Registro da visita do Ministro da Justiça, José Eduardo Cardozo, a Sidrolândia, no Estado do Mato Grosso do Sul, em busca de uma solução para o conflito entre índios e produtores rurais na região.

Autor
Ruben Figueiró (PSDB - Partido da Social Democracia Brasileira/MS)
Nome completo: Ruben Figueiró de Oliveira
Casa
Senado Federal
Tipo
Discurso
Resumo por assunto
POLITICA INDIGENISTA.:
  • Registro da visita do Ministro da Justiça, José Eduardo Cardozo, a Sidrolândia, no Estado do Mato Grosso do Sul, em busca de uma solução para o conflito entre índios e produtores rurais na região.
Aparteantes
Paulo Paim.
Publicação
Publicação no DSF de 07/06/2013 - Página 34012
Assunto
Outros > POLITICA INDIGENISTA.
Indexação
  • REGISTRO, MINISTRO DE ESTADO, MINISTERIO DA JUSTIÇA (MJ), VISITA, LOCAL, ESTADO DO MATO GROSSO DO SUL (MS), OBJETIVO, BUSCA, SOLUÇÃO, CONFLITO, GRUPO INDIGENA, PRODUTOR RURAL, SOLICITAÇÃO, TRANSCRIÇÃO, ANAIS DO SENADO, TRECHO, EDITORIAL, PUBLICAÇÃO, JORNAL, O ESTADO DE S.PAULO, ESTADO DE SÃO PAULO (SP), REFERENCIA, POLITICA INDIGENISTA, GOVERNO FEDERAL.

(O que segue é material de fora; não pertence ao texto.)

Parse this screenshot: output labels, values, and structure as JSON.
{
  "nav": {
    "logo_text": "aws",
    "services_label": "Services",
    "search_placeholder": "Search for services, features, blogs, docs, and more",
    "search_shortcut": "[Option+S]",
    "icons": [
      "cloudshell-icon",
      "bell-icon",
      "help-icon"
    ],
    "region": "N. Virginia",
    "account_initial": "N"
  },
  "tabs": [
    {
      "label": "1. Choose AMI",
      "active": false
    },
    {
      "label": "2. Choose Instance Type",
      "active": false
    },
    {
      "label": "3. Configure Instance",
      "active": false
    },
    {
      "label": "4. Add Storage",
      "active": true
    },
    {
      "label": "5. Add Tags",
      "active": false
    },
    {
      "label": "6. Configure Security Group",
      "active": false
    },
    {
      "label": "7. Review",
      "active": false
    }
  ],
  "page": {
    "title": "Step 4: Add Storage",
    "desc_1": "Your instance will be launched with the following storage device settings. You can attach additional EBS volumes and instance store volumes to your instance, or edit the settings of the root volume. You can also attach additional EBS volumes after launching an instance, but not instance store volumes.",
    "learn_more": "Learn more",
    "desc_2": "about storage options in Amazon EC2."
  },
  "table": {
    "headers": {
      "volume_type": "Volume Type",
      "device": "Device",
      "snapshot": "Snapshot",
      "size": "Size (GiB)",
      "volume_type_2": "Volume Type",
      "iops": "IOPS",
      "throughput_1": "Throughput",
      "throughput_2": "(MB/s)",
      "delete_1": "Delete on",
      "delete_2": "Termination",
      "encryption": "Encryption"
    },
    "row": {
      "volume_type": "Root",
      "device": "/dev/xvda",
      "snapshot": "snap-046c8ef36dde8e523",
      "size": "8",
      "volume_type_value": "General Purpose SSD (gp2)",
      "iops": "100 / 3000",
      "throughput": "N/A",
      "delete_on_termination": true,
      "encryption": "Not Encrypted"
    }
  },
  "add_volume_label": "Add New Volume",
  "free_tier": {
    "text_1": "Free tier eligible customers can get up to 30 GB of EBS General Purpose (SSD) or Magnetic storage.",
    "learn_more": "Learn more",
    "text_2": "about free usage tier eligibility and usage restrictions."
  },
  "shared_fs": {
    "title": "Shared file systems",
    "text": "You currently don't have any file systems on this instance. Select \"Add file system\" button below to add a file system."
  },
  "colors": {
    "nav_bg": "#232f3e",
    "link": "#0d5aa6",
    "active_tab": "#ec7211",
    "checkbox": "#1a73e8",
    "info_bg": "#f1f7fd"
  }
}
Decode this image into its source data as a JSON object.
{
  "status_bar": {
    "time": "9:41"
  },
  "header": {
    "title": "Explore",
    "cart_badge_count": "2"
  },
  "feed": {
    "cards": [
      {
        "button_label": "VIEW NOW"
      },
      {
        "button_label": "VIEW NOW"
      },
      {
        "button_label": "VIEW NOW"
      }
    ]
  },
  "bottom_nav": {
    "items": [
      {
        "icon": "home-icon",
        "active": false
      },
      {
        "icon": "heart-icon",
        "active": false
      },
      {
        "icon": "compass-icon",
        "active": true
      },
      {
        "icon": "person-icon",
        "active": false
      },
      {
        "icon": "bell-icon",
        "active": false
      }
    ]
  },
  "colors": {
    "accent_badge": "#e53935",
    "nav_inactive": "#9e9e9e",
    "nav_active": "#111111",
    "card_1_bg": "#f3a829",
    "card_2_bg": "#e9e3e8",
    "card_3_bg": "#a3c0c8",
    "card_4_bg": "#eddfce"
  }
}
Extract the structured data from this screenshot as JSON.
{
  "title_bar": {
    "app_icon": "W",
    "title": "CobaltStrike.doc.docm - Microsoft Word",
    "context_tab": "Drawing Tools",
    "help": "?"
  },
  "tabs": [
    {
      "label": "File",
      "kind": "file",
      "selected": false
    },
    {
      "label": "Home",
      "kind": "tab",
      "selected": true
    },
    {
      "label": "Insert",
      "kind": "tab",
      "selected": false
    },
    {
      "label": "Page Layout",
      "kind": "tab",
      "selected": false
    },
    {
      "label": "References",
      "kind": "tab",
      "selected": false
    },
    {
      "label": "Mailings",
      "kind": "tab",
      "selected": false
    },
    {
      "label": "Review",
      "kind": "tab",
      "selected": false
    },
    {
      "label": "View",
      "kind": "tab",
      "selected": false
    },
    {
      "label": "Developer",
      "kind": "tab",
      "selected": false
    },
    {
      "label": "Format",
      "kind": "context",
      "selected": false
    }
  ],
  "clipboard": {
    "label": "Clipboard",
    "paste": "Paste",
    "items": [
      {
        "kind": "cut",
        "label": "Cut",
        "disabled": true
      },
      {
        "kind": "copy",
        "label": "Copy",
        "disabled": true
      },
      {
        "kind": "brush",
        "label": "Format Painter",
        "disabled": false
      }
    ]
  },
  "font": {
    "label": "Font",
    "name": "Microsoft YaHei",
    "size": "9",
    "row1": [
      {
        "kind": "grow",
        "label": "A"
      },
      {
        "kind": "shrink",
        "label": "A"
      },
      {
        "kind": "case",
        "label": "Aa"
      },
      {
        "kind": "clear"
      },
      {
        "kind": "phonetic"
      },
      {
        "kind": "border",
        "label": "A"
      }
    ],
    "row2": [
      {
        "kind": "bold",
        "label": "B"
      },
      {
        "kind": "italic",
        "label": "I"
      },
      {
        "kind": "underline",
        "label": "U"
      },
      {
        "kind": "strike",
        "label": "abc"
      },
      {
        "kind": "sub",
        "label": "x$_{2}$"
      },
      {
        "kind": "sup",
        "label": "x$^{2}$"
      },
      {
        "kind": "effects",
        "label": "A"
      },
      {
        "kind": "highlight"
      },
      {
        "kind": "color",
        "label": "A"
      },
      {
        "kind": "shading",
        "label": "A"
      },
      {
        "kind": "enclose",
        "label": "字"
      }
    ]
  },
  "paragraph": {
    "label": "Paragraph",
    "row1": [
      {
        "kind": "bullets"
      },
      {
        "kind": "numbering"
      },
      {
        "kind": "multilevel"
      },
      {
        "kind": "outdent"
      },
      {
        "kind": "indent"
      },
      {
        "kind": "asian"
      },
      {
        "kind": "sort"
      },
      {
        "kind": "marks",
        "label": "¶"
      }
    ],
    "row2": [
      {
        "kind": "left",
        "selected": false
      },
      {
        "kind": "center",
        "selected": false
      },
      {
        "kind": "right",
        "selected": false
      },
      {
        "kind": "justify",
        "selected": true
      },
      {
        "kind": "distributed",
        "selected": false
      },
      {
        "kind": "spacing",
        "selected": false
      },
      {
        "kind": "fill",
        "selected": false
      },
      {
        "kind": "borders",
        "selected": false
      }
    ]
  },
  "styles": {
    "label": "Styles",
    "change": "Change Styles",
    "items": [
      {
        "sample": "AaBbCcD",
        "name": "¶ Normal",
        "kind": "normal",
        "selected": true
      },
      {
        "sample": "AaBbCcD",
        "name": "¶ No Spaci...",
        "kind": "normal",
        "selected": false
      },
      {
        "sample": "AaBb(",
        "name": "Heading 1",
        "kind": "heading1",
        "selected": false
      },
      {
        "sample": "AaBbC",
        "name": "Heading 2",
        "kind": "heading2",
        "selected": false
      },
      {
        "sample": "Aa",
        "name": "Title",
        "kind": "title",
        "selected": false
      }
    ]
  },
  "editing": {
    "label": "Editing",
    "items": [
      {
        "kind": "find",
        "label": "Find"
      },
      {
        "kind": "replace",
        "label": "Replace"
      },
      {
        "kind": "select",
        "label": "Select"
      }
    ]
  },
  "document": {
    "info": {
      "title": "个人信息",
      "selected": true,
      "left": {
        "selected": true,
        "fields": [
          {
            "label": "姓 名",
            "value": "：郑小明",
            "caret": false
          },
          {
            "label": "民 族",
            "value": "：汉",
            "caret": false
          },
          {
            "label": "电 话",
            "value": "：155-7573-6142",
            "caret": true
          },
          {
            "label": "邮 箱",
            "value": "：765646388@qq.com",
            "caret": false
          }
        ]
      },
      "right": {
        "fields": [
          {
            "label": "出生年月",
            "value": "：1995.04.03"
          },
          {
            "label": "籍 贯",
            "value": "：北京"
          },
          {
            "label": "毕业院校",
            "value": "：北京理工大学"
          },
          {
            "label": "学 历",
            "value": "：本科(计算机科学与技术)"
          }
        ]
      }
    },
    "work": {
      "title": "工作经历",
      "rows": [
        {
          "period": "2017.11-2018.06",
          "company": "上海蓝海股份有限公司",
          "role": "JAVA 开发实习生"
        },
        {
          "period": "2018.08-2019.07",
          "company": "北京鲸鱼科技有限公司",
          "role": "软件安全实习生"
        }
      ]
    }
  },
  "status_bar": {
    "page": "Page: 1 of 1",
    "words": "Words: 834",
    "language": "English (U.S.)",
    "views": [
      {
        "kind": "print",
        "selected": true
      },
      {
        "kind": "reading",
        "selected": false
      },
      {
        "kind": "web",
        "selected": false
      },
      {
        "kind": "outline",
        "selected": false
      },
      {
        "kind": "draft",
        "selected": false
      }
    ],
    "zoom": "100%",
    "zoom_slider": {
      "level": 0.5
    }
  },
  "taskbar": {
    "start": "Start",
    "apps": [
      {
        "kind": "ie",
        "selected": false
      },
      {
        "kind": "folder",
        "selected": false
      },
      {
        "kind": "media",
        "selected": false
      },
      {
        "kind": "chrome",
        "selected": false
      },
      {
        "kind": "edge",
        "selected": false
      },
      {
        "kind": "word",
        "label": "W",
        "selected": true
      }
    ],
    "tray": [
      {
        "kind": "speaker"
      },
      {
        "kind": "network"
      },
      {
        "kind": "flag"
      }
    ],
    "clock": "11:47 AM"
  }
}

            O SR. RUBEN FIGUEIRÓ (Bloco/PSDB - MS. Pronuncia o seguinte discurso. Sem revisão do orador.) - Sr. Presidente, eminente Senador pelo Paraná, Requião, Sras e Srs. Senadores, meu Estado, Mato Grosso do Sul, recebeu na manhã de ontem uma notícia auspiciosa: a ida do Sr. Ministro da Justiça, José Eduardo Cardozo, a Sidrolândia, fazendo-se acompanhar de um contingente de 110 militares da Força Nacional de Segurança, para encontrar uma saída para o gravíssimo conflito entre índios e produtores rurais de meu Estado. O Sr. Ministro, ciceroneado pelo Governador André Puccinelli, foi ao Estado para verificar in loco a zona de conflito onde se localizam 35 fazendas de pequenos e médios produtores que se acham ameaçados por índios da chamada Aldeia Buriti, que consideram aquelas terras de seu uso e posse.

            As dúvidas sobre o direito de domínio e posse estão claramente demonstradas por reiteradas decisões judiciais, embora algumas constem de processos protelatórios impetrados pela Funai e mesmo pelo Ministério Público Federal. Os dados objetivos demonstram com clareza que na região não há terra indígena e, pior, que os laudos antropológicos da Funai são peças fraudadas por especialistas contratados por ONGs internacionais claramente indicadas pelo Cimi.

            Entendo, Sr. Presidente, que a visita do Ministro, aliás provocada quando da audiência que S. Exa concedeu à Bancada Federal de meu Estado, na última terça-feira, foi saudada, no primeiro momento, como alvissareira. Realmente pensei que o Governo Federal iria verificar, no cenário dos conflitos, a gravidade da situação.

            Ainda naquela audiência, entre muitas afirmações feitas pelos Parlamentares sul-mato-grossenses, num ambiente acalorado, embora muito respeitoso, tive oportunidade de declarar a S. Exª, o Ministro, que, aliás, tergiversava nas suas respostas, que ali estávamos, nós, Parlamentares, clamando pela vida de brancos e índios, e não pelo direito de posse das terras naquele momento, uma vez que posse e domínio jamais poderão se sobrepor ao direito à vida.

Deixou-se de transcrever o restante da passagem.